Les quinze actions du projet BEPS

Les quinze actions du projet BEPS se déclinent de la façon suivante :

- action 1 : relever les défis fiscaux posés par l'économie numérique ;

- action 2 : neutraliser les effets des dispositifs hybrides ;

- action 3 : concevoir des règles efficaces concernant les sociétés étrangères contrôlées ;

- action 4 : limiter l'érosion de la base d'imposition faisant intervenir les déductions d'intérêts et autres frais financiers ;

- action 5 : lutter plus efficacement contre les pratiques fiscales dommageables, en prenant en compte la transparence et la substance ;

- action 6 : empêcher l'octroi des avantages des conventions fiscales lorsqu'il est inapproprié d'accorder ces avantages ;

- action 7 : empêcher les mesures visant à éviter artificiellement le statut d'établissement stable ;

- action 8 à 10 : aligner les prix de transfert calculés sur la création de valeur ;

- action 11 : mesurer et suivre les données relatives au BEPS ;

- action 12 : règles de communication obligatoire d'information ;

- action 13 : documentation des prix de transfert et déclarations pays par pays ;

- action 14 : accroître l'efficacité des mécanismes de règlement des différends ;

- action 15 : élaboration d'un instrument multilatéral pour modifier les conventions fiscales bilatérales.

NB : Les actions en gras correspondent aux actions visées par la convention multilatérale.

Source : commission des finances du Sénat, à partir des rapports finaux de l'OCDE.

Cet ensemble de bonnes pratiques et de recommandations doit être transposé dans les législations nationales et les accords fiscaux internationaux : après la phase de réflexion et de négociation, s'est ouverte la phase de mise en oeuvre, avant le réexamen prévu en 2020 .
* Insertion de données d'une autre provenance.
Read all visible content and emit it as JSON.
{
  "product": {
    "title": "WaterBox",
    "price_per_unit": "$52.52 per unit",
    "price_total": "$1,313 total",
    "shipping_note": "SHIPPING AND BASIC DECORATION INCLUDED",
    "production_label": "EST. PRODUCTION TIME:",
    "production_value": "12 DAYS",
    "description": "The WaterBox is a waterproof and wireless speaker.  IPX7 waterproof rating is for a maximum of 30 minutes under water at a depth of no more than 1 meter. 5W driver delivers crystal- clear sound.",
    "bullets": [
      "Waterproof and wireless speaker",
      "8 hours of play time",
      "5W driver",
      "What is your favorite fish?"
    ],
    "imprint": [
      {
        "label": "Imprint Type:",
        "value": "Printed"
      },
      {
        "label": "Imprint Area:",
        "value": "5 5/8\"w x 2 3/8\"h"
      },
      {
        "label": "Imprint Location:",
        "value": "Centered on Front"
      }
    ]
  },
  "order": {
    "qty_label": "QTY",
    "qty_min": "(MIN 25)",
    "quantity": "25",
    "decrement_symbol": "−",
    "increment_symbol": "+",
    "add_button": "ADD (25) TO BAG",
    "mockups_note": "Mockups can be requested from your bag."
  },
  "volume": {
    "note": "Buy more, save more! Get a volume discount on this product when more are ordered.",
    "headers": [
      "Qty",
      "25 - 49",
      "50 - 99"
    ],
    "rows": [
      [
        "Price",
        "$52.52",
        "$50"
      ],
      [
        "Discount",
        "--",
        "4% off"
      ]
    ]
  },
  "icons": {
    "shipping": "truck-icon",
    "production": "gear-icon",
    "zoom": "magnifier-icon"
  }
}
Le « paquet BEPS » endossé par les chefs d'État du G20 relève essentiellement du droit mou (« soft law »).

Son contenu revêt trois formes différentes :

- des recommandations consacrées au droit interne , prenant la forme de bonnes pratiques ou de modèles de législation ;

- des modifications apportées aux principes de l'OCDE applicables en matière de prix de transfert ;

- des mesures modifiant le modèle de convention de l'OCDE , destinées à être incluses dans les conventions fiscales bilatérales.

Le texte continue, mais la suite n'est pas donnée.